Entre une mémoire aussi restrictive et le manque de fables adaptées aux urgences actuelles, nous avons vu comment une nation, les États-Unis, est incapable de régler ses dettes avec le racisme sur lequel elle se fonde et que toute revendication d’égalité devient une insulte. . , matérialisé dans le mot Une mauvaise traduction du terme est maintenant utilisée en Espagne par une droite qui ajoute sa tradition démocratique branlante au colonialisme culturel venant du pays nord-américain, même si d’un autre côté le travail de la biologiste Rachel Carson peut également récupéré, auteur d’un livre capital sur les dégâts causés par les pesticides, ; les romans et essais du militant noir James Baldwin ; Littérature chicano; ou encore le rassemblement légendaire organisé par Bobby Kennedy contre le PIB, mesure fallacieuse du bien-être.
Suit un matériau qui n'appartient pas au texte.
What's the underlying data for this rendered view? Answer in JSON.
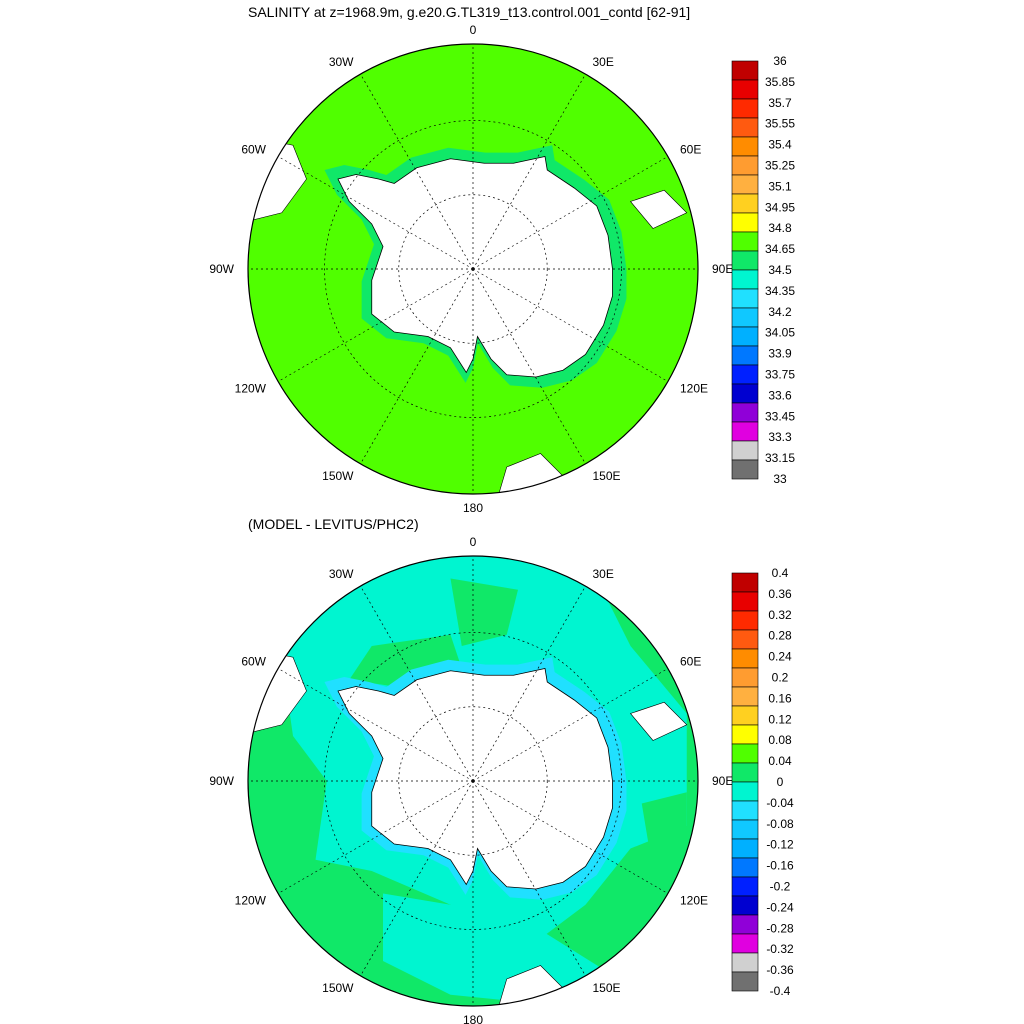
{
  "panels": [
    {
      "id": "salinity",
      "title": "SALINITY at z=1968.9m, g.e20.G.TL319_t13.control.001_contd [62-91]",
      "lon_labels": [
        "0",
        "30E",
        "60E",
        "90E",
        "120E",
        "150E",
        "180",
        "150W",
        "120W",
        "90W",
        "60W",
        "30W"
      ],
      "colorbar": {
        "labels": [
          "36",
          "35.85",
          "35.7",
          "35.55",
          "35.4",
          "35.25",
          "35.1",
          "34.95",
          "34.8",
          "34.65",
          "34.5",
          "34.35",
          "34.2",
          "34.05",
          "33.9",
          "33.75",
          "33.6",
          "33.45",
          "33.3",
          "33.15",
          "33"
        ],
        "colors": [
          "#c00000",
          "#e80000",
          "#ff2a00",
          "#ff5a10",
          "#ff8c00",
          "#ff9c30",
          "#ffb040",
          "#ffd020",
          "#ffff00",
          "#50ff00",
          "#10e868",
          "#00f5d0",
          "#20e0ff",
          "#10c8ff",
          "#00b0ff",
          "#0078ff",
          "#0020ff",
          "#0000d0",
          "#9000d8",
          "#e000e0",
          "#d0d0d0",
          "#707070"
        ]
      },
      "field_color": "#50ff00"
    },
    {
      "id": "difference",
      "title": "(MODEL - LEVITUS/PHC2)",
      "lon_labels": [
        "0",
        "30E",
        "60E",
        "90E",
        "120E",
        "150E",
        "180",
        "150W",
        "120W",
        "90W",
        "60W",
        "30W"
      ],
      "colorbar": {
        "labels": [
          "0.4",
          "0.36",
          "0.32",
          "0.28",
          "0.24",
          "0.2",
          "0.16",
          "0.12",
          "0.08",
          "0.04",
          "0",
          "-0.04",
          "-0.08",
          "-0.12",
          "-0.16",
          "-0.2",
          "-0.24",
          "-0.28",
          "-0.32",
          "-0.36",
          "-0.4"
        ],
        "colors": [
          "#c00000",
          "#e80000",
          "#ff2a00",
          "#ff5a10",
          "#ff8c00",
          "#ff9c30",
          "#ffb040",
          "#ffd020",
          "#ffff00",
          "#50ff00",
          "#10e868",
          "#00f5d0",
          "#20e0ff",
          "#10c8ff",
          "#00b0ff",
          "#0078ff",
          "#0020ff",
          "#0000d0",
          "#9000d8",
          "#e000e0",
          "#d0d0d0",
          "#707070"
        ]
      },
      "field_color": "#10e868",
      "secondary_color": "#00f5d0"
    }
  ]
}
Des voix inconfortables qui ont un jour eu un grand impact sur la réalisation des droits ; des voix qui, telles des plantes grimpantes, agissent dans les fissures, s’enracinent progressivement et détruisent un mur ; des voix à qui les institutions doivent fournir irrigation et soins, car il devient de plus en plus difficile de penser autrement, au milieu de la précarité et de l’instabilité qui affectent ceux d’entre nous qui se consacrent à ce qu’on appelle la culture. Car, s’il n’y a pas de soutien de base, la docilité est assurée, et avec elle la survie de l’(indésirable) lui-même. Paco le savait bien, puisqu’il n’a pu embrasser pleinement les lettres qu’après sa retraite. RIP, mon pote.